I think maybe it is time that we address the issue of guilt among us. It seems to be another side effect of the condition that we bear, along with the feelings of self doubt, shame, and self loathing. If this isn’t bad enough, there are all the little voices from outside telling us that we are evil and we should change our ways. There are some that feel that drawing energy from others is like theft, or a violation, but know that they cannot help themselves, for it is in our nature.
It is in our nature. It is what we are and what we do. I never asked to be this way, yet I am. I was born with it. To hate myself would be to hate a bird because it flies, or a wolf because it hunts. All I can do is to make sure I “hunt” wisely, and to fly in the right direction. I never intentionally harm anyone, instead I try to help in anyway I can. I can sense pain, and I try to ease it. Very rarely do I need to siphon off from any one person. People leak energy all over, I just walk among them and clean it up. Growing up in areas full of anger, pain and misery, it is what I am used to feeding on, and the sources never run dry.

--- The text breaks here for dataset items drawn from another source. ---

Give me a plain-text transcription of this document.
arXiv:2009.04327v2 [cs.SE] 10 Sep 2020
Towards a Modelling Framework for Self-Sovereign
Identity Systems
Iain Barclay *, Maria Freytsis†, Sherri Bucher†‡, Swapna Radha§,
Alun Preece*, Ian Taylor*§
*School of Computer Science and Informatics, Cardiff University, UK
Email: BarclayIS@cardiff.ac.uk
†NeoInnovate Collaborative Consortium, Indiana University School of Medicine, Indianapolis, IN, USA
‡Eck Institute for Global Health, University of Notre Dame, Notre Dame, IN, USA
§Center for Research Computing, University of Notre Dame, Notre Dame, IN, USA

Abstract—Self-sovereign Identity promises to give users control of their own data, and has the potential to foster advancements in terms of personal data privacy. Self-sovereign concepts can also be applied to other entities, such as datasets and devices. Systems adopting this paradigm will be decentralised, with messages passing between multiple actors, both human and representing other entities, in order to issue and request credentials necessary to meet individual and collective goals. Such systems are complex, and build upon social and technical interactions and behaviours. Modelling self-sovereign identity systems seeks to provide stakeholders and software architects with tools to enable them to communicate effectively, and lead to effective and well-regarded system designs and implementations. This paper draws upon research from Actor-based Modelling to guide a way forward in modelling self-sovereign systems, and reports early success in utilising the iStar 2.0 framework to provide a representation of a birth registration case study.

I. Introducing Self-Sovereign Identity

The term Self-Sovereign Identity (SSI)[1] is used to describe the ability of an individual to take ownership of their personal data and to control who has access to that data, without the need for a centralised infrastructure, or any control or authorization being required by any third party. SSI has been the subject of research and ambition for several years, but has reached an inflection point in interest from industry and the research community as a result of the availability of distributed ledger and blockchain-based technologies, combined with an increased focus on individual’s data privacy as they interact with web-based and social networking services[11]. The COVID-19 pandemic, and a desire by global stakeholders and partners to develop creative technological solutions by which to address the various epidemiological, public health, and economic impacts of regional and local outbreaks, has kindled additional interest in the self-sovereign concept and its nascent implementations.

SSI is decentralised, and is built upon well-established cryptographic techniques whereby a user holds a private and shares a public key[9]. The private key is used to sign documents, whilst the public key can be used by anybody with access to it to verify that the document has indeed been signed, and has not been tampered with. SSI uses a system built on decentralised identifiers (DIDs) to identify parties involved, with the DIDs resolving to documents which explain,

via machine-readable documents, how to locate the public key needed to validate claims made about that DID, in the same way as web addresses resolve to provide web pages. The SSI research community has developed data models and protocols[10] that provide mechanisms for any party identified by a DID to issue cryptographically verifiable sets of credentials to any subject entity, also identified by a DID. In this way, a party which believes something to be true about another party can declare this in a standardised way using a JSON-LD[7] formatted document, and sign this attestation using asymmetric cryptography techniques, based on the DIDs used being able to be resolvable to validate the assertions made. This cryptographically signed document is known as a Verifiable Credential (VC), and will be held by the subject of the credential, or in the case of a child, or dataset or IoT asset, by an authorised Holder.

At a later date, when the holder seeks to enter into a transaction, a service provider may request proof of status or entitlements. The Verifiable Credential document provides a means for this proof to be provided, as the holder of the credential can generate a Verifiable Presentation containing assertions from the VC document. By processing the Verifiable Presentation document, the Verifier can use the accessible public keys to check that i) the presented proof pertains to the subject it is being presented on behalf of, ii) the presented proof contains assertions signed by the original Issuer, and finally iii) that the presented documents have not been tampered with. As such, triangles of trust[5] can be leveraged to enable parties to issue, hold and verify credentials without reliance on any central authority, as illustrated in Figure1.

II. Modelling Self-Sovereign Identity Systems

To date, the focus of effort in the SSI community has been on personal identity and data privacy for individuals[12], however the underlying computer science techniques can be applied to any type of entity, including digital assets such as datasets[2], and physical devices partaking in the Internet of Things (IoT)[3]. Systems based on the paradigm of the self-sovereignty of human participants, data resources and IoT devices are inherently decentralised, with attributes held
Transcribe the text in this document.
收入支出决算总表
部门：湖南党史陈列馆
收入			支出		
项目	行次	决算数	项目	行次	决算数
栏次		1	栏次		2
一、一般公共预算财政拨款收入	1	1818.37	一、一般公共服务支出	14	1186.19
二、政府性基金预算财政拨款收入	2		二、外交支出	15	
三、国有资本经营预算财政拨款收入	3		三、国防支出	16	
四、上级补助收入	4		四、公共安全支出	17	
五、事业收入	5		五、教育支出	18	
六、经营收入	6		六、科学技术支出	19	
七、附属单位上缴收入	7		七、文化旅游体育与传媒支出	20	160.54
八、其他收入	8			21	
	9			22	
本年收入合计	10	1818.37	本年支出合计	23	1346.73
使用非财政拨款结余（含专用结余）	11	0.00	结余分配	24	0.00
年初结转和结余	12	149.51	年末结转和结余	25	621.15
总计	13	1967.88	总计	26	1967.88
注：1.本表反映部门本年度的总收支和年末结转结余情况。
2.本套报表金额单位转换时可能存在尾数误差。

The plus side of empathy is knowing when someone needs you. I doubt if anyone would complain about you taking away some of their pain. I try to feed them back as much peace as I can, and what I can’t do with energy, I do with words.
The negative side of empathy is that if I were to hurt someone, it comes crashing back on me…I always feel I am walking on eggshells trying to keep from doing or even saying the wrong thing. If I am always battling guilt and self loathing, it flows out of me into those around me, making everyone miserable as well.
Keep these things in mind when you are burdened with guilt. All things were created for a purpose. The hard part is finding that purpose. If you do your best to fly straight and hunt wisely, then you are doing well.
There is enough guilt for me in the sins I have committed by just being human. No need to crucify myself for something I cannot help.